Ubiquitous client-side DNS caching on workstations is relatively new in
the grand scheme of things, and shouldn't be assumed to exist. Also,
client side caches may be limited in size, may expire data far sooner
than the TTL, and with mobile devices, may dump their entire cache
frequently (perhaps every time the device jumps between networks).

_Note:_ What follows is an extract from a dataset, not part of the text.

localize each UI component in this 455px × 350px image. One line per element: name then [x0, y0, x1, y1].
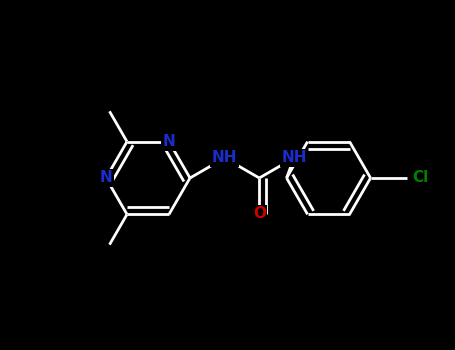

Beyond that, think about the number of queries a resolver must perform
to visit a website, we first need the roots (hints or cached), then the
authoritative NS for the gTLD, then the NS for the domain, and oops it's
in another gTLD so we look that up, from the root again, etc, all just
to get a CNAME for a CDN in yet another TLD, and now a single call to a
single website has taken 10-15 separate queries just to get the final A
record.

I haven't done actual statistics, but I've yet to see any time when my
resolvers don't have the authoritative servers for COM, NET, INFO, ORG,
CA, and various other TLDs in the cache.

Plus, even if you do assume that clients cache effectively, AND you
ignore the resolver's internal needs, most DNS resolvers serve more than
one user and as such, in a company of a few hundred employees (or an ISP
with a tens or hundreds of thousands), at any one time at least half are
watching cat videos from YouTube, so the cache will help the next 'x'
number of users who all need to know www.youtube.com and it's CDN
services. Most of the internet uses Google Analytics, AdWords,
DoubleClick, has Facebook or Twitter links, Disqus, etc, all of those
are in cache approximately 100% of the time if you have more than a
handful of users.

Or maybe I am completely missing your point?